Stars: Christian Bale, Casey Affleck, Woody Harrelson, Zoe Saldana, Forest Whitaker, Willem Dafole, Sam Shepard
Director: Scott Cooper
Out Of The Furnace is evidently trying to make a point about senseless violence. The senseless violence of war. The senseless violence that permeates the drug culture. The senseless violence of clandestine bare-knuckle boxing (the human equivalent of cockfighting). The senseless violence of shooting animals at close range for "sport." So as you might have guessed, there's a lot of senseless violence in this film, but the only point that gets made is that Americans continue to possess a disturbing and unrelenting blood lust for senseless violence in their films, TV shows, video games, and sports. (Soccer--another excuse to hold a riot!)
We're a bunch of sick puppies.
The most sympathetic character here is Russell Baze, (Christian Bale) a steel mill worker in a depressed area of Pennsylvania. More than the rest, you could say he's a victim of circumstance. He has a sweet thing going with his girlfriend (Zoe Saldana) until he gets convicted of vehicular manslaughter and sent off to prison. She drops him, but he will attempt a reconciliation when he gets out.
Russell has a loose cannon brother, Rodney, (Casey Affleck) who just returned from four tours of duty in Iraq. Russell tries to get Rodney to see the practical wisdom of working at the mill, but Rodney would rather get involved with a scumbag bookie (Willem Dafoe) who sets him up in the world of bare-knuckle boxing. His handler is a twisted sociopath named Harlan DeGroat, (Woody Harrelson) a local drug mogul whom you don't want to cross. If you owe money to DeGroat and don't ante up, you could be paying with your life. Rodney has stepped out of the furnace and into the fire, and there ain't no turnin' back.
Out Of The Furnace is an old-fashioned revenge tale, pure and simple, which skulks with a palpable sense of dread toward its inexorable climax, aided by yet another winning score from Dickon Hinchliffe (Winter's Bone, Project Nim, Last Chance Harvey).

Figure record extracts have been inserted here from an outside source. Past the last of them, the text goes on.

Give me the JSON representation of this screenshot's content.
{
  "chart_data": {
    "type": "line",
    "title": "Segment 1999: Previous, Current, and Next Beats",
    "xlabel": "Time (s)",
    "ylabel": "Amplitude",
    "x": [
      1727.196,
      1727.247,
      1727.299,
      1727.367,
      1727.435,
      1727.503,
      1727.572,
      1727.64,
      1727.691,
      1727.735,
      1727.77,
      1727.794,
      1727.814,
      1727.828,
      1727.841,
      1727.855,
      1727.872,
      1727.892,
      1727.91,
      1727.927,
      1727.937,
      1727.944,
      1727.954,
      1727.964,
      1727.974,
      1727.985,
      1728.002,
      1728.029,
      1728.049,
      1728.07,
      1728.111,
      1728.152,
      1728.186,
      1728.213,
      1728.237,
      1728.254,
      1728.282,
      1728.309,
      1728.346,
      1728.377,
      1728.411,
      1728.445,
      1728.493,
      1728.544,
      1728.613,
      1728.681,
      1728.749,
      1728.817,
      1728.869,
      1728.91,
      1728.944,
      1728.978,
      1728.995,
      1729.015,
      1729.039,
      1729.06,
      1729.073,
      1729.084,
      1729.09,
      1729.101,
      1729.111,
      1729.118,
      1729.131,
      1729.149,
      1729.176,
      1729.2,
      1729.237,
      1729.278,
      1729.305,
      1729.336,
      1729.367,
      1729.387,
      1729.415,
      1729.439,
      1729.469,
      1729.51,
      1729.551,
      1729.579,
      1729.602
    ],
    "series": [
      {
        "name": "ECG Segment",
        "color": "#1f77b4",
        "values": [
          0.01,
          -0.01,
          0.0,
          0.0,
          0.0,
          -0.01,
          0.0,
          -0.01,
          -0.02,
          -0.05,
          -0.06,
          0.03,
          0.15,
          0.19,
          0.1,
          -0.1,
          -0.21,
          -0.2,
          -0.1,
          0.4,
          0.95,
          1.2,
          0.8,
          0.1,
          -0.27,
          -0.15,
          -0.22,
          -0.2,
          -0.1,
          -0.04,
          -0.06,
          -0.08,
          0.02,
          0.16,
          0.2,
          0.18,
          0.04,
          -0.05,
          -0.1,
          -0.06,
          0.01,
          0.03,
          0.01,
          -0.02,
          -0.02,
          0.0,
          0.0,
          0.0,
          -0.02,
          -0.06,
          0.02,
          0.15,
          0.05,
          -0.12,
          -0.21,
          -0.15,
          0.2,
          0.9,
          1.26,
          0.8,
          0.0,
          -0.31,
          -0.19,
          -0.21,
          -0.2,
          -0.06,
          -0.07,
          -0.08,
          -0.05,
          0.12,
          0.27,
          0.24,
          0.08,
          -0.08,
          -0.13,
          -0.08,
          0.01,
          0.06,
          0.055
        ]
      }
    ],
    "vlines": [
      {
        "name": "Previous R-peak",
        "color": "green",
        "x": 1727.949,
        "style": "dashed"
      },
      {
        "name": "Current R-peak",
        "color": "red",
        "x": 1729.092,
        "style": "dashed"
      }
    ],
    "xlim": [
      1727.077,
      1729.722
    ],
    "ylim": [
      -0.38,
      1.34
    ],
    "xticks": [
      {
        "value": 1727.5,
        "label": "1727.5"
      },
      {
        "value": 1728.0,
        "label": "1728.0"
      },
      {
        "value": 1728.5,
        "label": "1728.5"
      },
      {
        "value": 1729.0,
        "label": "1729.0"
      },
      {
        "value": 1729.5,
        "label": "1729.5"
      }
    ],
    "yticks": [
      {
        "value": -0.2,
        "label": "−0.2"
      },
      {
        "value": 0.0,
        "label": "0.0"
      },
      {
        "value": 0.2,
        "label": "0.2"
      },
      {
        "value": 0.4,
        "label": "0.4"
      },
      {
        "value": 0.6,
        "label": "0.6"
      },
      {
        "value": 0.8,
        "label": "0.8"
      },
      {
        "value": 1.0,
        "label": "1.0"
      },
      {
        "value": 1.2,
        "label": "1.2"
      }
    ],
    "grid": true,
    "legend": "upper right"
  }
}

Woody Harrelson and Casey Affleck turn in memorable performances--Affleck as the ticking time bomb, and Harrelson for the brooding evil he summons forth from the darkest regions of the human soul. Why Harrelson, who by all accounts is one of the good guys in real life, (environmentalist, vegan) continues to take on these kinds of lowlife roles is a curious and intriguing mystery to me--but he probably just wants to demonstrate his range.
Out Of The Furnace is superb for what it is, but it covers no new ground. In fact, it covers some very ancient ground. The eternal, relentless, and invariably futile barbarism of exacting an eye for an eye.